The researchers found that when the puff of air was paired with the aspirated word, people got better at identifying the sound. When the puff of air was paired with "ba" or "da," accuracy declined.

"This is a very intriguing finding, raising lots of theoretical possibilities and future studies," said Shinsuke Shimojo, head of a psychophysics laboratory at California Institute of Technology. He said it was interesting that the puff seemed to be an implicit signal for one sound over another, and worked at both spots on the body. The people were not told or taught that the puff was meant to signal a certain sound, and the researchers tried to choose spots on the body that likely did not feel aspirated puffs when people were speaking.

While it is not yet clear what is happening in the brains of people who "hear" puffs of air, the experiment supports the idea that people integrate information from touch with sounds they hear. In a study published in the journal NeuroImage three years ago, Finnish researchers used brain imaging to study 13 subjects and found that touch activated the auditory cortex, a part of the brain that is involved in hearing.

Charlotte Reed, a senior research scientist at the Massachusetts Institute of Technology, specializes in researching the ways in which touch can be used to interpret speech, by studying deaf-blind people who learn the Tadoma method -- a way of learning to talk and hear by placing a hand on the neck and mouth of a speaker.

"We know the auditory and tactile senses interact," Reed said. She pointed out that the new study certainly shows that touch can give a conflicting signal, making someone hear a "ba" as a "pa," but also shows that a person's accuracy in understanding a sound can be enhanced. Using touch to enhance hearing is the basic idea behind her research, which uses a machine called the "tactuator" that involves three vibrating and moving prongs -- one for the thumb, forefinger, and middle finger to rest on -- to turn speech into something people feel.

The idea is to create an aid for lipreading, and eventually to use the information gleaned from the bulky, three-pronged device to create software that could one day be used to turn a simple device like a cellphone into a prosthetic for deaf people. The microphone on a cellphone could translate a speaker's voice into tactile signals that could help a person understand someone as they were lip-reading.
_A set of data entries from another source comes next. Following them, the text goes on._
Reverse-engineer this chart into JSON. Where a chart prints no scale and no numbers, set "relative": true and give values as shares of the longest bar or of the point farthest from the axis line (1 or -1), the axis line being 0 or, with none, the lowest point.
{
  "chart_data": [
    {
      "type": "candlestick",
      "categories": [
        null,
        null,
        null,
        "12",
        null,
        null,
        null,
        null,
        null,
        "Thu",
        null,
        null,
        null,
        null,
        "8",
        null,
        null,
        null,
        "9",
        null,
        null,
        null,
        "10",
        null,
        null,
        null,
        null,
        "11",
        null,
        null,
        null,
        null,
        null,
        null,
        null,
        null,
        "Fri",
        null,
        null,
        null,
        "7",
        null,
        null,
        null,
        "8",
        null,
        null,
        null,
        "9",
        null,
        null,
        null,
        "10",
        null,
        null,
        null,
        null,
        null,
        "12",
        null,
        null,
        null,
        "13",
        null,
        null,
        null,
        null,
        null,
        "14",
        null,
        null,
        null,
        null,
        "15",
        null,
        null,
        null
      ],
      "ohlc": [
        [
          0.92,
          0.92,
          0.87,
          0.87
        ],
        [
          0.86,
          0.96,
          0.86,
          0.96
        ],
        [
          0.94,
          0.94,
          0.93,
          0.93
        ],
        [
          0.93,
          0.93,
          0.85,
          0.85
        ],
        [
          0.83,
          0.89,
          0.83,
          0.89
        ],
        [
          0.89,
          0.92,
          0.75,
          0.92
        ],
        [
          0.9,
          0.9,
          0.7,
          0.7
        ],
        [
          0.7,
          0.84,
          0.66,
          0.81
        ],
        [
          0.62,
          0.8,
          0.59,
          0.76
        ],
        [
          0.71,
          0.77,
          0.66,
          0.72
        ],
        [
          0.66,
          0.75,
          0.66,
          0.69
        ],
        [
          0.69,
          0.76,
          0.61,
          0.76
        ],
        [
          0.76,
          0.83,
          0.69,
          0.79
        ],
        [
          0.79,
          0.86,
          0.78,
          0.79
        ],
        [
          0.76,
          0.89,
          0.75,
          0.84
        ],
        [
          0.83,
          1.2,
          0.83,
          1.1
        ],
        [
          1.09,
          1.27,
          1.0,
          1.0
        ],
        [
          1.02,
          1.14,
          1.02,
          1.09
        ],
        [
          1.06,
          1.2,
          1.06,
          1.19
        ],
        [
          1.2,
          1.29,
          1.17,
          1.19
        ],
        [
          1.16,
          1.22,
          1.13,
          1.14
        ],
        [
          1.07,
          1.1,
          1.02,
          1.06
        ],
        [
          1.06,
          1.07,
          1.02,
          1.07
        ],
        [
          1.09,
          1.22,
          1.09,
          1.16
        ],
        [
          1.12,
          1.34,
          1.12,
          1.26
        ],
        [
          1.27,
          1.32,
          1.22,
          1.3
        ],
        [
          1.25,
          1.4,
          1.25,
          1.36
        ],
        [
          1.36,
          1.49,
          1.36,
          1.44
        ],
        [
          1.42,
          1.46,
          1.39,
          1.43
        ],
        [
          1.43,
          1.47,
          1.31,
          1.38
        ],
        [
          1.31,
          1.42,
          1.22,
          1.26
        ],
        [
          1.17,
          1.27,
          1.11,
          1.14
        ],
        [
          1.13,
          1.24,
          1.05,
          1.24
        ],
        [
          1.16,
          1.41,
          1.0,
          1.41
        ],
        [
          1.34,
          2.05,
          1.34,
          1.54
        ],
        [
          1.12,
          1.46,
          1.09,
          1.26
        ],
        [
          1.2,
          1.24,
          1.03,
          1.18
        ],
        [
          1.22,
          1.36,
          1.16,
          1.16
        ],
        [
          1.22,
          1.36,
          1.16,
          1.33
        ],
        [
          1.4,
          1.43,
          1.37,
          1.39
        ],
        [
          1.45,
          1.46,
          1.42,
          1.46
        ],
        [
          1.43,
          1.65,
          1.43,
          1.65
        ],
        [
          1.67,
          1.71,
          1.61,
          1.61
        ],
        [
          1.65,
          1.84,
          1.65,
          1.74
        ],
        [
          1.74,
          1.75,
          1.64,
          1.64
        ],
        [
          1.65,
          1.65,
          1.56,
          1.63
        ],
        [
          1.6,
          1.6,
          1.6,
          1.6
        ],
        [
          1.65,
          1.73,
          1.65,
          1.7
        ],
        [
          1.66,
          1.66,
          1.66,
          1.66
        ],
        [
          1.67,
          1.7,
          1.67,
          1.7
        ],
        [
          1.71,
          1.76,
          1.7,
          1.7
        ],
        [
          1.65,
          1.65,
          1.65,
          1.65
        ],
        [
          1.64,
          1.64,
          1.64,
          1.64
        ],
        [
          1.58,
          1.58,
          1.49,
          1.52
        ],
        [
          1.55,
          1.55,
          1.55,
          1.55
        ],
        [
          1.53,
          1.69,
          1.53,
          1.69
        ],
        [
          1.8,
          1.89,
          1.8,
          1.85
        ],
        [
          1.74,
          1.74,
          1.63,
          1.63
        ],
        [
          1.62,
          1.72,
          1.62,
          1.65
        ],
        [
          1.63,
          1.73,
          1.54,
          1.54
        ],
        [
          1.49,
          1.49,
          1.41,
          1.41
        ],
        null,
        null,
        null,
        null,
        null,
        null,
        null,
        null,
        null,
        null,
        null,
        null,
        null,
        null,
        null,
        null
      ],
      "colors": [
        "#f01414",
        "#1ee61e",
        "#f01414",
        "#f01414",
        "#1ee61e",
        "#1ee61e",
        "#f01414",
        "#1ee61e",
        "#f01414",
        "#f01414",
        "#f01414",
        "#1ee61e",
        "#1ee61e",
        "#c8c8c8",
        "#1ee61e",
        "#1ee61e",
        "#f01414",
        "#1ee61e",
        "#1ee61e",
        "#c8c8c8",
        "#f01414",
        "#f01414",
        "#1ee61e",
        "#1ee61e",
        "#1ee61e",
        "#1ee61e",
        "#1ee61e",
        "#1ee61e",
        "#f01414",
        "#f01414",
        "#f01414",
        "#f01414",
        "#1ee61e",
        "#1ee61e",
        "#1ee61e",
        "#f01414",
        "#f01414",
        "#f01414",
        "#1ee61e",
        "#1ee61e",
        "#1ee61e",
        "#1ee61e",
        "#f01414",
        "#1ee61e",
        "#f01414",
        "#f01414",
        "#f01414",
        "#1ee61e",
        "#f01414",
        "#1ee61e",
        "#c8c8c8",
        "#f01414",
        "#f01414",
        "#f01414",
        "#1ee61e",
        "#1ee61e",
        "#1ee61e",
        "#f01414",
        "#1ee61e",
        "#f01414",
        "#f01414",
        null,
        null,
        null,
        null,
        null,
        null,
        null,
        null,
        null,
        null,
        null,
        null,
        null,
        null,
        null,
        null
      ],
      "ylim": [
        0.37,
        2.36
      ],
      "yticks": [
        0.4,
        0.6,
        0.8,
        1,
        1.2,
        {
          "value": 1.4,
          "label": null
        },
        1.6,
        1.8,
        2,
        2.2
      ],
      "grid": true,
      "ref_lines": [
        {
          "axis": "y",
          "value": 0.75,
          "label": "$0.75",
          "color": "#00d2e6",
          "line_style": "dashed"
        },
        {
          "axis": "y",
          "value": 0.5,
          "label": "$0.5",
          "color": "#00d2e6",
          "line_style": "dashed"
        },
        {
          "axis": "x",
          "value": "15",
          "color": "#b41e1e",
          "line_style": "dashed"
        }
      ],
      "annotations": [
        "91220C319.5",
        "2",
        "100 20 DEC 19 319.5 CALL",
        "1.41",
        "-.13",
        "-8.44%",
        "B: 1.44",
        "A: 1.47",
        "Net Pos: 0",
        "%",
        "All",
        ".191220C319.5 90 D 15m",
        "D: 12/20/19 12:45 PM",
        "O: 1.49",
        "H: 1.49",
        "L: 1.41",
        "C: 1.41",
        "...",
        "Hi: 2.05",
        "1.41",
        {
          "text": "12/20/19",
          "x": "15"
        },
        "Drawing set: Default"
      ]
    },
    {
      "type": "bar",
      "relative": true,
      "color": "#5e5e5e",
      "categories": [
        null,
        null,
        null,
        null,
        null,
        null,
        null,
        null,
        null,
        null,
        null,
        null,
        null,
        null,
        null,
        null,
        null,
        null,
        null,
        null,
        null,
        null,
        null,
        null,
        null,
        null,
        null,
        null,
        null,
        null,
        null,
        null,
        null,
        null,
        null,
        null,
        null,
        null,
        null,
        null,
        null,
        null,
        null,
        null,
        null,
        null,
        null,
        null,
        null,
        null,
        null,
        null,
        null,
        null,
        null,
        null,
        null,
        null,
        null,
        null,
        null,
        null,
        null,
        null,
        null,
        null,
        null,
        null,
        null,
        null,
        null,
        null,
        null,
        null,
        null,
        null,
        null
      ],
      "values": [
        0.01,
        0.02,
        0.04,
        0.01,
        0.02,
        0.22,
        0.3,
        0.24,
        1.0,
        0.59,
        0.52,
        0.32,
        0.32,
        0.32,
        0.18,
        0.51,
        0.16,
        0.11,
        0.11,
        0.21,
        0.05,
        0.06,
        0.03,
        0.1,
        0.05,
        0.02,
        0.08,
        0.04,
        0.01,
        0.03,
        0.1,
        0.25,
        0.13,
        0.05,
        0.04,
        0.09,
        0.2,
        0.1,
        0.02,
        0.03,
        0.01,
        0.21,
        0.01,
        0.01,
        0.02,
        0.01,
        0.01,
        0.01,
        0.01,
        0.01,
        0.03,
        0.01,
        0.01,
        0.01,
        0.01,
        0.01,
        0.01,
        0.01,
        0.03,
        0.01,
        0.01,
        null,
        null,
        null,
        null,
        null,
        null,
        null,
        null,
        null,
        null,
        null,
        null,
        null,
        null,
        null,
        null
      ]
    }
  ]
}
Research on how the senses intersect in productive and conflicting ways goes beyond touch and speech.

Earlier this year, other researchers published research showing that people hear through their face. Stretching a person's facial muscles into shapes normally associated with speech could make them hear words differently. For example, when the researchers played an ambiguous word, they found that people heard the word as "head" when their facial skin was stretched upwards, and heard "had" when their facial skin was stretched downwards.

Other researchers have described the parchment-skin illusion, in which people rub their palms together next to a microphone and hear the sound through earphones. When scientists enhanced the rubbing noises, people reported their hands felt dry, like parchment paper -- an example of feeling with their ears. In another study, researchers found that by simply tweaking the sound of people crunching on a potato chip, listeners rated the chip as more crispy.

CalTech's Shimojo studies vision and has demonstrated that people shown a flash of light accompanied by a beep will report seeing two flashes if they then hear two beeps but see only one flash.

Gick says his research has potential for helping people hear using touch, but for now he hopes to use brain imaging to reveal what is happening when people "hear" an air puff.

Taken together, such work is more than just a collection of cross-sensory illusions: it suggests something fundamental about how our brains work.

"It's starting to look more and more like we're perceiving machines," Gick said. "Are we physically constructed to take in information, irrespective of where it's coming from or what form it's in?"